Versuchter TotschlagAuf den Bruder gefeuert um sich „Respekt zu verschaffen“

Lesezeit 3 Minuten
Spurensicherung am Tatort in Quettingen

Spurensicherung am Tatort in Quettingen

Leverkusen – Die Geschichte klang zunächst nicht völlig abwegig. Weil sein Mandant homosexuell ist, erklärte der Verteidiger von Farud J. (alle Name geändert) Donnerstag vor dem Kölner Landgericht, sei er von seinem Bruder Achmed als „Schande für die Familie“ jahrelang drangsaliert und zuletzt vor einer Schwulenbar in der Kölner Altstadt zusammengeschlagen worden. Zu seinem Schutz habe sich der 23-Jährige daraufhin eine Schusswaffe besorgt.

Am 19. Juni vergangenen Jahres, dem Tag des Halbmarathons, trafen die Brüder vor der Wohnung ihrer Eltern Am Quettinger Feld aufeinander. Farud J. habe voller Angst die Waffe, eine serbische Zastava vom Kaliber 7,65, gezogen und mehrere Schüsse abgefeuert.

Nicht, um Achmed zu töten, sondern um sich Respekt zu verschaffen und weitere Übergriffe zu verhindern. Der Staatsanwalt wertet diese Tat als versuchten Totschlag und gefährliche Körperverletzung, weil die Ärzte das Leben des Bruders, der mehrfach getroffen worden war, nur mit knapper Not retten konnten. Farud J., der an einer paranoiden Psychose leide, habe aufgrund seiner Krankheit allerdings im Zustand der Schuldunfähigkeit gehandelt und könne deshalb nicht bestraft werden, sondern müsse in eine Heilanstalt eingewiesen werden, erklärte der Staatsanwalt.

Alles zum Thema Feuerwehr Köln

Schon gleich am ersten von voraussichtlich sechs Verhandlungstagen rief die 21. Große Strafkammer Achmed J. in den Zeugenstand. Der 32-jährige kaufmännische Angestellte, der aufgrund seiner Verletzungen bis heute arbeitsunfähig ist, nimmt an dem Verfahren als Nebenkläger teil und zeigte sich felsenfest überzeugt davon, dass sein Bruder ihn an jenem Sonntag sehr wohl töten wollte.

Von dessen Homosexualität habe er erst erfahren, als ein paar Monate zuvor die Polizei bei ihm aufgetaucht war, weil Farud ihn angezeigt hatte. Dabei ging es um den Vorfall vor der Schwulenbar, den sein Bruder indes frei erfunden habe.
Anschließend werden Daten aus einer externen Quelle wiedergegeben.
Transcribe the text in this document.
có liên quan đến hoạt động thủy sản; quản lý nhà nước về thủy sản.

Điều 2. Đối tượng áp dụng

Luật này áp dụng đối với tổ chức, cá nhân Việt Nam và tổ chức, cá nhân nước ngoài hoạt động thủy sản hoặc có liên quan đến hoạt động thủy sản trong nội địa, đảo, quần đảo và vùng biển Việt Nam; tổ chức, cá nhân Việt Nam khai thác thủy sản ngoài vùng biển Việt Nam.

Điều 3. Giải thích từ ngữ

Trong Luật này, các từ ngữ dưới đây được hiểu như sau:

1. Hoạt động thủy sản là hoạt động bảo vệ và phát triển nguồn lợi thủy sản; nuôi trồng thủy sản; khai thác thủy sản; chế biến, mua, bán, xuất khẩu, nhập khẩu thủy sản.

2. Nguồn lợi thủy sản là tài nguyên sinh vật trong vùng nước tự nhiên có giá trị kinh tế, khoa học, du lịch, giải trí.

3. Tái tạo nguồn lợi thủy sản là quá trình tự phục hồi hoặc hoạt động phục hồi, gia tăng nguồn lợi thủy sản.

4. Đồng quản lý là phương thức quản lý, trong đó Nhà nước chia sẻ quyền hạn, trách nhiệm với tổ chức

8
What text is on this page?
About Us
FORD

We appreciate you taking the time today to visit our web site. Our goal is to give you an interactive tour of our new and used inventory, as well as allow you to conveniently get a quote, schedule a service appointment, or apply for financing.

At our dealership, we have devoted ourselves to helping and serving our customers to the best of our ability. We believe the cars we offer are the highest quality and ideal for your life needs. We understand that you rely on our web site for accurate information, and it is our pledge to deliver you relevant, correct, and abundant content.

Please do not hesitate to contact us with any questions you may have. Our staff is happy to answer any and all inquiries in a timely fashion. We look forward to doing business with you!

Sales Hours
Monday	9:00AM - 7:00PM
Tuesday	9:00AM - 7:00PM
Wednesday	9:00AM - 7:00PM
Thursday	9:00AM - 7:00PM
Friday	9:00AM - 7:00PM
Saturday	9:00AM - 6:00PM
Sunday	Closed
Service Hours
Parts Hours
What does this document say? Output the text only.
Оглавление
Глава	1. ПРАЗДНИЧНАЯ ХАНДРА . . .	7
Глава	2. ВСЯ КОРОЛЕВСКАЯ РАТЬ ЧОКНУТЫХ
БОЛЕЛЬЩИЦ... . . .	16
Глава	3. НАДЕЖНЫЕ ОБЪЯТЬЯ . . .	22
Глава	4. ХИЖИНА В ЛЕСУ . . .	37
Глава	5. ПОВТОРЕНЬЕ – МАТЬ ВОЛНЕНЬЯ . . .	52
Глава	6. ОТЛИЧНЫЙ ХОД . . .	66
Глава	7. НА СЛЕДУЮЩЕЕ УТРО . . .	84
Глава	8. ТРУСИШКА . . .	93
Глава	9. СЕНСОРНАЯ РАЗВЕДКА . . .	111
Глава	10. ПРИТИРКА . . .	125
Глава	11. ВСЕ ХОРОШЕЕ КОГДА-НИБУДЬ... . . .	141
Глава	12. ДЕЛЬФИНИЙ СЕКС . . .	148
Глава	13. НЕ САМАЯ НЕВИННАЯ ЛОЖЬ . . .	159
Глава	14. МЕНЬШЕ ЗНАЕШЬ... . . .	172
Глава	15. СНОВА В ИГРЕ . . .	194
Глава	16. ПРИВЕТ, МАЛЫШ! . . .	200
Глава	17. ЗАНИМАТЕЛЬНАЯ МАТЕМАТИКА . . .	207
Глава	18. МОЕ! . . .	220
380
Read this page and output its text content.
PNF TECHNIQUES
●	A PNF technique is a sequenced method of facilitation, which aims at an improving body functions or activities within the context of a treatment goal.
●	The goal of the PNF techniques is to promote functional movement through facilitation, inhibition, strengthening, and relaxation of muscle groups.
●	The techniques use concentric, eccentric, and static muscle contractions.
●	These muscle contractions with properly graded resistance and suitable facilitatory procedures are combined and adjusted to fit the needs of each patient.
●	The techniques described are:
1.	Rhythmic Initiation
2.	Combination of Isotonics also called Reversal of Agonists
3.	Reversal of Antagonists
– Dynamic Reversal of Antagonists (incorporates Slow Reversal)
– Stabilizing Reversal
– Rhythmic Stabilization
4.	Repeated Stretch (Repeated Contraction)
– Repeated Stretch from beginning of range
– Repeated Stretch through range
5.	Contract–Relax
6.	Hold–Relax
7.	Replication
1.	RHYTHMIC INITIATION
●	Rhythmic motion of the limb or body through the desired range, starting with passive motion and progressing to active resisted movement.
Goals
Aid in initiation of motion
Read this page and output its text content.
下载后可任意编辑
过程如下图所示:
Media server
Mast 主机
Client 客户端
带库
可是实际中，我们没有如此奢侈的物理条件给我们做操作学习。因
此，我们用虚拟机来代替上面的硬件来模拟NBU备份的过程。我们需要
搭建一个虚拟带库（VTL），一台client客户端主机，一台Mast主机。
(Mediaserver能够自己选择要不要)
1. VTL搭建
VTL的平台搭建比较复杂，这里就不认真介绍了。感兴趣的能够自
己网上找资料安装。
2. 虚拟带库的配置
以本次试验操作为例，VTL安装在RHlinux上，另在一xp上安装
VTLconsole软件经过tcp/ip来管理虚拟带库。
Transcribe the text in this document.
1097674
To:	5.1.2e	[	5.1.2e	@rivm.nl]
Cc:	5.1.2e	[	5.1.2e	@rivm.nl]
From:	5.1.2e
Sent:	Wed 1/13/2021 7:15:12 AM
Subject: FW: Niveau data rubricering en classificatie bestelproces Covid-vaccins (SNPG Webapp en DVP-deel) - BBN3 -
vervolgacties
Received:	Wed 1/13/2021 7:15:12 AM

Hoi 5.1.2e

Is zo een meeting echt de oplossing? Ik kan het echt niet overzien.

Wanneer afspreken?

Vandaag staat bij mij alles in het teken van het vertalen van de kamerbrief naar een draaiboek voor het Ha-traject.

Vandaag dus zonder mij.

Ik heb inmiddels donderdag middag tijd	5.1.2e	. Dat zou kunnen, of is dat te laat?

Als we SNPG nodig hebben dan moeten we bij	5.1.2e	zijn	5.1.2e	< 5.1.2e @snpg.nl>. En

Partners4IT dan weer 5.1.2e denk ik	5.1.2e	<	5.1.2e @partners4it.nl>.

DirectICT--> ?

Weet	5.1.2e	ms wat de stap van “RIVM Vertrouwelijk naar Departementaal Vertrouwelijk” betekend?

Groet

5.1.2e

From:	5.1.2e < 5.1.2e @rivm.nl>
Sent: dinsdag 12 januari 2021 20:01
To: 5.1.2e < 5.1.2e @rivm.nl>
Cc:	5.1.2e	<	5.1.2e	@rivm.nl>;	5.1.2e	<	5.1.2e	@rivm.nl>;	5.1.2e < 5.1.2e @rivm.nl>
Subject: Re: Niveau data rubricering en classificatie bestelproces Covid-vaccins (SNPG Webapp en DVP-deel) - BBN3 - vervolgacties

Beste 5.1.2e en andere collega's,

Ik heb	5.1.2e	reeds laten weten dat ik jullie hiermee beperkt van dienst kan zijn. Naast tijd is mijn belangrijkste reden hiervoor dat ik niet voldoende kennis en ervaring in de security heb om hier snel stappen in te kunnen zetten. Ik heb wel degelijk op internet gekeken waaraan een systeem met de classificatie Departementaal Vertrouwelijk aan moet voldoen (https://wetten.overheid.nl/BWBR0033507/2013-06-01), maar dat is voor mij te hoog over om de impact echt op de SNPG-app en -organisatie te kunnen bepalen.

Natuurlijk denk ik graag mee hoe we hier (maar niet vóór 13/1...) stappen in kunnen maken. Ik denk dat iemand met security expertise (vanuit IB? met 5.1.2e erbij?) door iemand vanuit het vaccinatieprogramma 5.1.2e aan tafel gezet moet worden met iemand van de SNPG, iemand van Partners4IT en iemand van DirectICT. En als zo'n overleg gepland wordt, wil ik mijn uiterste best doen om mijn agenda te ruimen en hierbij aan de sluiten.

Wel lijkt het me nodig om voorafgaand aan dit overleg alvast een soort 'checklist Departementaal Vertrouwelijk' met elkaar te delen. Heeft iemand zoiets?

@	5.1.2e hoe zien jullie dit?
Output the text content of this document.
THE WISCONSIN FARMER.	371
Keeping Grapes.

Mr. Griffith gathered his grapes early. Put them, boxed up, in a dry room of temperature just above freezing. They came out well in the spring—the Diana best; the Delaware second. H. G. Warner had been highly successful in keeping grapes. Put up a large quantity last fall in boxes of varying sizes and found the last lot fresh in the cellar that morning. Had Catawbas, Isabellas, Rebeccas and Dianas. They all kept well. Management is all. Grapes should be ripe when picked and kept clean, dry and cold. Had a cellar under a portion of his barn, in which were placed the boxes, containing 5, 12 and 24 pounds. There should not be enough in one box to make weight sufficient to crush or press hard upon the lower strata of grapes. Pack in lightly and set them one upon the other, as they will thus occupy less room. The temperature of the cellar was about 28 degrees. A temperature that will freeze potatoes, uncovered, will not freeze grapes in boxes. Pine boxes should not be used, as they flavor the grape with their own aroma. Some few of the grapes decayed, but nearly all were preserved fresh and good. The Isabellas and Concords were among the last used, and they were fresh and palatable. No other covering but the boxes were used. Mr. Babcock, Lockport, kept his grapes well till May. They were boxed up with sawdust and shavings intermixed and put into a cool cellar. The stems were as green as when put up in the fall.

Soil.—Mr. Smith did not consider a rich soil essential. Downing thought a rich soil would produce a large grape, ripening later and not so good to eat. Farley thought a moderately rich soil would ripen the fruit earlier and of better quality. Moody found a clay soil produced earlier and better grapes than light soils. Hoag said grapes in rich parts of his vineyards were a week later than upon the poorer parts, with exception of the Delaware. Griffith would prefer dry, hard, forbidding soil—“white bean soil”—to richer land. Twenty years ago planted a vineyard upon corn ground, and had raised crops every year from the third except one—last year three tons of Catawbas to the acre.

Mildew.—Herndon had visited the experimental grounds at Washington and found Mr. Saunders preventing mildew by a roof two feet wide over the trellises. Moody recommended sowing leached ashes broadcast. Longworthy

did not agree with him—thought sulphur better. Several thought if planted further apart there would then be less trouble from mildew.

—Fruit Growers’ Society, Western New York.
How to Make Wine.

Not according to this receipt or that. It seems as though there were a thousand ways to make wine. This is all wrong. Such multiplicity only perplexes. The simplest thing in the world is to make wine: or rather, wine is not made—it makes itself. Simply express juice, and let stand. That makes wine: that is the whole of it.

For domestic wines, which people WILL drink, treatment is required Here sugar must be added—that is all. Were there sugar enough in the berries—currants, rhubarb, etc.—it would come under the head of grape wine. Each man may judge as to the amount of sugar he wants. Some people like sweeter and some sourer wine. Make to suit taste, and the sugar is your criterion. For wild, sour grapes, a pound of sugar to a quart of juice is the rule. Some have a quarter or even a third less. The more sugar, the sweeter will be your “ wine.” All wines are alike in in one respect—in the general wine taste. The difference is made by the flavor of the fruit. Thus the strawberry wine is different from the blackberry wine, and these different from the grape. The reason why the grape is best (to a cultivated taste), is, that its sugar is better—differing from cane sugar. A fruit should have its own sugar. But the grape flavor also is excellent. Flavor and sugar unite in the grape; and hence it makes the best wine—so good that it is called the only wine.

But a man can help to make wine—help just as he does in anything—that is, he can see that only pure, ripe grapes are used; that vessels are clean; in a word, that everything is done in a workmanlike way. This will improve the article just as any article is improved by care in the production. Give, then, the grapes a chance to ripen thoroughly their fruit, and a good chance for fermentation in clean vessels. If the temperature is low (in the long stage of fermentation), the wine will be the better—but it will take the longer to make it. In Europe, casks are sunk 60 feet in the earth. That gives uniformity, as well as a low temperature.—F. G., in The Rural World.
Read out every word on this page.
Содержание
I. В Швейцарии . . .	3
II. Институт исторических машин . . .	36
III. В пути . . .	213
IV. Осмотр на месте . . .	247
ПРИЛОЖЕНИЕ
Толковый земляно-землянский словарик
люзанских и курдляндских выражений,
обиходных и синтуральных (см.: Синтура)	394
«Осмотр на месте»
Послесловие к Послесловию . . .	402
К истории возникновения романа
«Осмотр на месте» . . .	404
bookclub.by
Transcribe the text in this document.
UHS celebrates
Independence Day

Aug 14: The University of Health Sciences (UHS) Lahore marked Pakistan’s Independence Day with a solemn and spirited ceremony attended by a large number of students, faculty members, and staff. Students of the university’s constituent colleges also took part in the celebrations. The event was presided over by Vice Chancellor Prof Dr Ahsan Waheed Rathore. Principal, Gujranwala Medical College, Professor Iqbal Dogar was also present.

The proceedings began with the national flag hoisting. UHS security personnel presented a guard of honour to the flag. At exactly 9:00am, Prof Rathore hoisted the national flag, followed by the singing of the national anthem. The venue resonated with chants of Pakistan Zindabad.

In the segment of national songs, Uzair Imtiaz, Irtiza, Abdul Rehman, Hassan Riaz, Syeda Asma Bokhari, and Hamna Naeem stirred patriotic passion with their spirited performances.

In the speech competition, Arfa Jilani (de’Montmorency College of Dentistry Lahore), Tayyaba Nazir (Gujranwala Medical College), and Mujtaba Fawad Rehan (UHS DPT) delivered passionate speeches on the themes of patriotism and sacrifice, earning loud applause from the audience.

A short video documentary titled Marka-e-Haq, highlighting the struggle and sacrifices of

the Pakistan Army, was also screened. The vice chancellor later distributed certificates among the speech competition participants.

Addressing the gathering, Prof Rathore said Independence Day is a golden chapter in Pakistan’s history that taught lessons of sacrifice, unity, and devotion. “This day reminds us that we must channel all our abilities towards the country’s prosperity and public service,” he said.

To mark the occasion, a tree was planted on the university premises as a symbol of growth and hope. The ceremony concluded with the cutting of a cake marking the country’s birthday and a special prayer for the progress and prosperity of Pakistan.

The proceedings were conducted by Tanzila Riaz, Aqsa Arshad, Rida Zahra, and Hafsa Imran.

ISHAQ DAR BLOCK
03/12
In seinem Wahn behaupte der darüber hinaus schon seit mehreren Jahren, dass er ein Zauberer und die älteste Schwester eine Hexe seien und er sie deswegen töten müsse.

Mit eben dieser Begründung habe Farud auch seit längerer Zeit versucht, sich eine Waffe zu besorgen, wie er aus seinem Bekanntenkreis erfahren habe, berichtete der 32-Jährige. Die sexuelle Orientierung seines Bruders sei ihm im übrigen völlig egal – „ich bin im Rheinland geboren und aufgewachsen und weiß sehr genau, dass jeder Jeck anders ist“, erklärte Achmed J. in akzentfreiem Hochdeutsch, wenn auch mit leicht kölschem Einschlag.

Am Tattag habe er sich von seinem Vater verabschieden wollen, der vor einem längeren Urlaub in Marokko stand, und sei in der Wohnung auch seinem Bruder begegnet. Einige Zeit später sei er zu seinem Auto gegangen und habe plötzlich einen „heißkalten Druck“ im Rücken gespürt, der ihn zu Boden geworfen habe.

Hinter ihm habe Farud mit der Pistole im beidhändigen Anschlag gestanden und wortlos weiter auf ihn gefeuert. Zwei Kugeln seien rechts und links in seinen Unterleib eingedrungen, eine andere habe den linken Arm glatt durchschlagen. Inzwischen waren etliche Nachbarn auf das Drama aufmerksam geworden und hatten Polizei und Feuerwehr alarmiert. Farud J., der die Pistole nach der Tat in ein Gebüsch geworfen hatte, wurden wenig später ganz in der Nähe festgenommen. Der Prozess wird am Montag fortgesetzt.